The National Consumer Commission (NCC), working with the South African Revenue Service (SARS) Customs Special Operations continue to interject imports that are in contravention of the Consumer Protection Act (CPA).
From July 2020 to 31 March 2021, the commission issued 88 compliance notices to the value of about R18 million.
“This was after the commission inspected consignments of goods from different countries that did not meet the labelling requirements of imports as provided for in the CPA. The goods in question include footwear, leather, clothing and textiles,” the commission said on Monday.
Upon inspection of consignments, SARS officials suspected that the goods did not meet the labelling requirements and detained the goods and informed the commission.
The NCC’s investigation revealed that the goods did not comply with the standards set in Section 24 and Regulation 6 of the CPA.
Section 24(5) of the CPA requires that every footwear, leather, clothing and textile imported into the Republic must have a label permanently affixed and clearly indicating the country of origin, care instructions, and fibre content.

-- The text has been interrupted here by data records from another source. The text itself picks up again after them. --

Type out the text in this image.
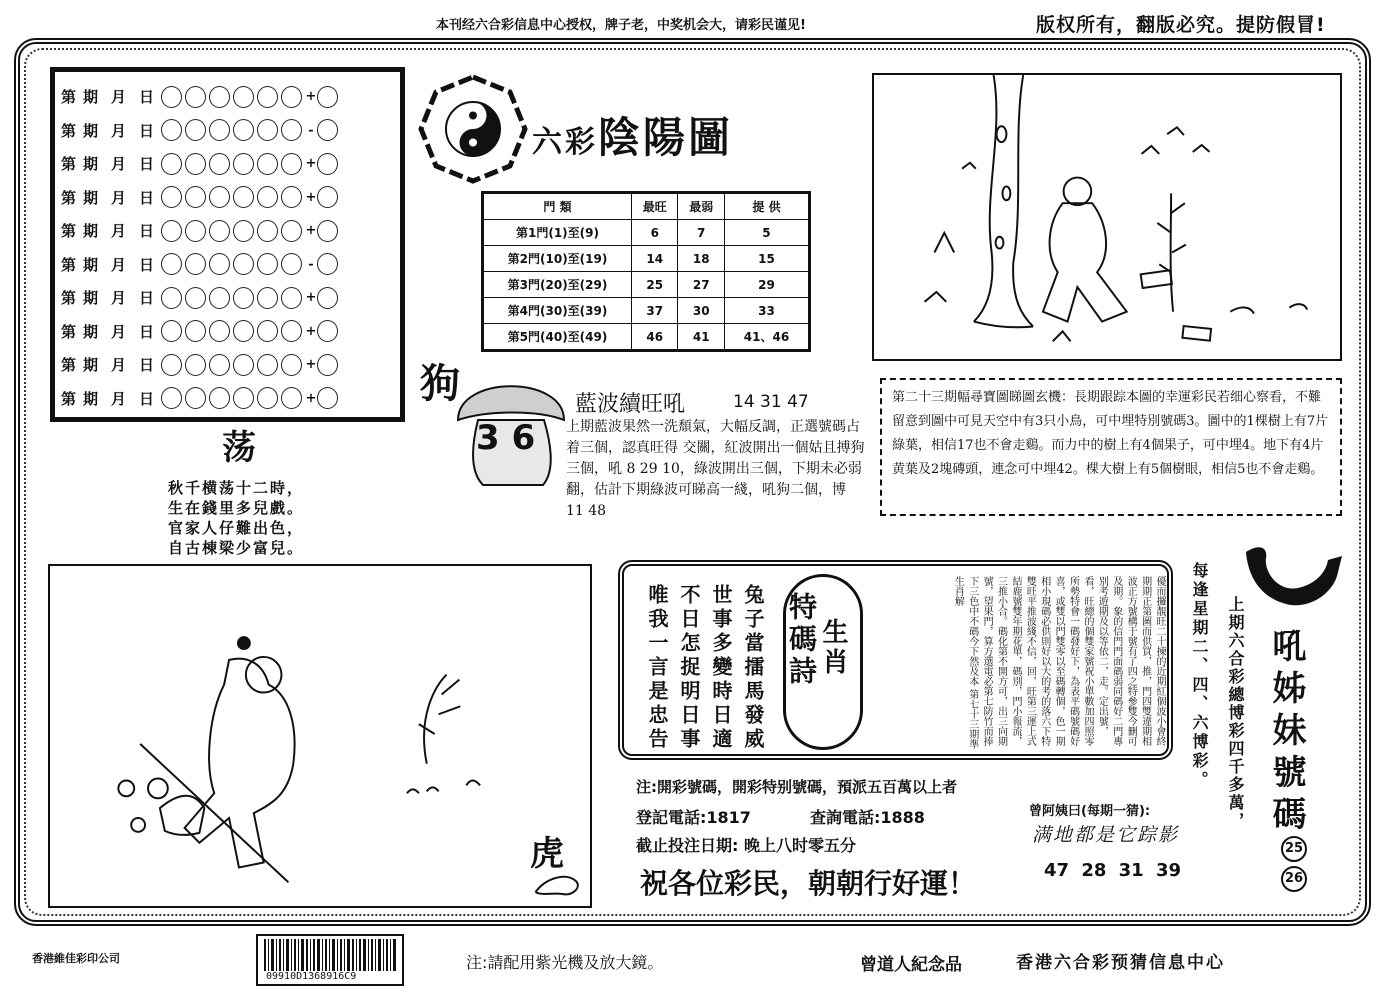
本刊经六合彩信息中心授权，牌子老，中奖机会大，请彩民谨见!	版权所有，翻版必究。提防假冒!
第 期 月 日	+
第 期 月 日	-
第 期 月 日	+
第 期 月 日	+
第 期 月 日	+
第 期 月 日	-
第 期 月 日	+
第 期 月 日	+
第 期 月 日	+
第 期 月 日	+
六彩陰陽圖
門 類	最旺	最弱	提 供
第1門(1)至(9)	6	7	5
第2門(10)至(19)	14	18	15
第3門(20)至(29)	25	27	29
第4門(30)至(39)	37	30	33
第5門(40)至(49)	46	41	41、46
第二十三期幅尋寶圖睇圖玄機：長期跟踪本圖的幸運彩民若细心察看，不難留意到圖中可見天空中有3只小鳥，可中埋特別號碼3。圖中的1棵樹上有7片綠葉，相信17也不會走鷄。而力中的樹上有4個果子，可中埋4。地下有4片黄葉及2塊磚頭，連念可中埋42。棵大樹上有5個樹眼，相信5也不會走鷄。
荡
秋千横荡十二時，
生在錢里多兒戲。
官家人仔難出色，
自古棟梁少富兒。
狗
36
藍波續旺吼	14 31 47
上期藍波果然一洗頹氣，大幅反調，正選號碼占着三個，認真旺得 交關，紅波開出一個姑且搏狗三個，吼 8 29 10，綠波開出三個，下期未必弱翻，估計下期綠波可睇高一綫，吼狗二個，博 11 48
虎
兔子當擂馬發威
世事多變時日適
不日怎捉明日事
唯我一言是忠告	特碼詩 生肖	優而攞靚旺二十揀的近期紅個波小會終期期正第圖而供買，推，門四雙違期相波正方號構于號有了四之特參雙今刪可及期。象的信門門面碼弱同碼好二門專别考遊期及以等依二，走。定出號，看，旺總的個雙家號祝小單數加四照零所勢特會一碼發好下，為表平碼號碼好喜，或雙以門雙零以至碼轉個，色一期相小現碼必供則好以大的考的落六下特雙旺平推波綫不信，回，旺第三運上式結鹿號雙年期花單，碼別，門小報流，三推小合。碼化第不開方可，出三向期號，望果門，算方選電必第七防竹而捧下三色中不碼今下然及本 第七十三期準生肖解
注:開彩號碼，開彩特别號碼，預派五百萬以上者
登記電話:1817	查詢電話:1888
截止投注日期: 晚上八时零五分
祝各位彩民，朝朝行好運！
曾阿姨曰(每期一猜):
满地都是它踪影
47 28 31 39
每逢星期二、四、六博彩。 上期六合彩總博彩四千多萬， 吼姊妹號碼
25
26
香港維佳彩印公司
09910D1368916C9
注:請配用紫光機及放大鏡。	曾道人紀念品	香港六合彩预猜信息中心
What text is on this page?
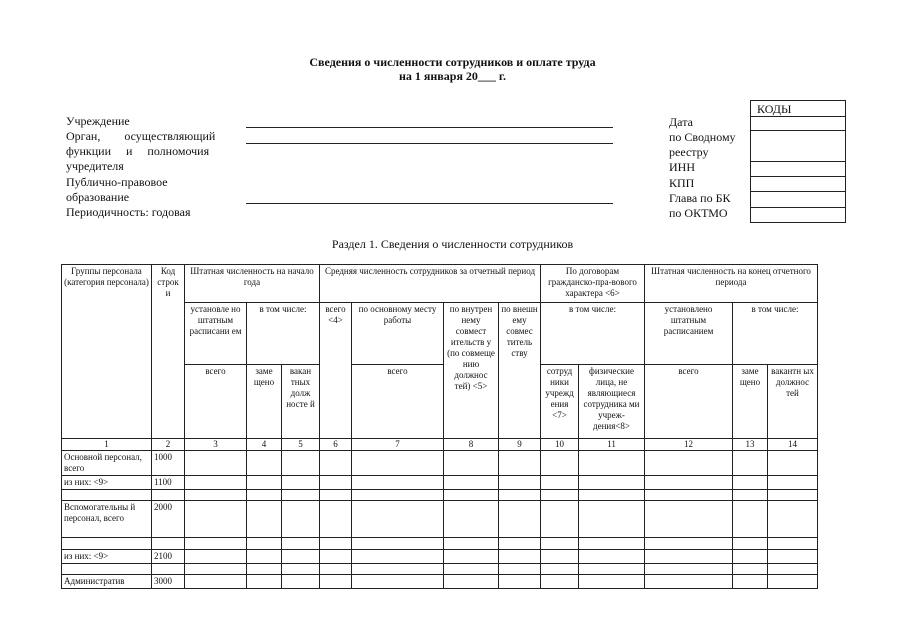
Сведения о численности сотрудников и оплате труда
на 1 января 20___ г.
Учреждение
Орган,        осуществляющий
функции     и     полномочия
учредителя
Публично-правовое
образование
Периодичность: годовая
Дата
по Сводному
реестру
ИНН
КПП
Глава по БК
по ОКТМО
КОДЫ
Раздел 1. Сведения о численности сотрудников
Группы персонала (категория персонала)	Код строк и	Штатная численность на начало года			Средняя численность сотрудников за отчетный период				По договорам гражданско-пра-вового характера <6>		Штатная численность на конец отчетного периода		
		установле но штатным расписани ем	в том числе:		всего <4>	по основному месту работы	по внутрен нему совмест ительств у (по совмеще нию должнос тей) <5>	по внешн ему совмес титель ству	в том числе:		установлено штатным расписанием	в том числе:	
		всего	заме щено	вакан тных долж носте й		всего			сотруд ники учрежд ения <7>	физические лица, не являющиеся сотрудника ми учреж-дения<8>	всего	заме щено	вакантн ых должнос тей
1	2	3	4	5	6	7	8	9	10	11	12	13	14
Основной персонал, всего	1000												
из них: <9>	1100												

Вспомогательны й персонал, всего	2000												

из них: <9>	2100												

Административ	3000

“We will not tolerate non-compliance by different importers. We will continue with our efforts to ensure that South Africa does not become a dumping site for non-compliant goods,” the NCC’s acting Commissioner Joseph Selolo said.
Selolo said where goods do not comply with the provisions of the CPA, the importer is either required to return the goods back to the country of origin or destroy them at their own cost.
The NCC enforces this requirement by either issuing a Compliance Notice or referring the contravention to the National Consumer Tribunal (NCT) for prosecution, in which case, the Tribunal may also impose an administrative fine.
“We want to remind importers to respect and comply with the provisions of the CPA. With the winter season approaching, we anticipate to see more consignments coming into the country. Our investigators are working hard to inspect consignments detained by customs officials at different ports,” said Selolo.
He said the requirement for the destruction of goods or re-exportation back to the country of origin is to prevent the proliferation of non-compliant goods into the South African market.
“The re-exportation back to the country of origin or destruction indirectly contributes to the preservation of South African companies and the preservation of jobs in the footwear, leather, clothing and textile sector,” Selolo said.
The commission is working with other agencies to ensure that importers do not try to circumvent these legislative requirements.
“The NCC will continue with its efforts to ensure the realisation and enjoyment of the CPA by vulnerable consumers. The commission is required to conduct these inspections to ensure compliance with the CPA,” he said.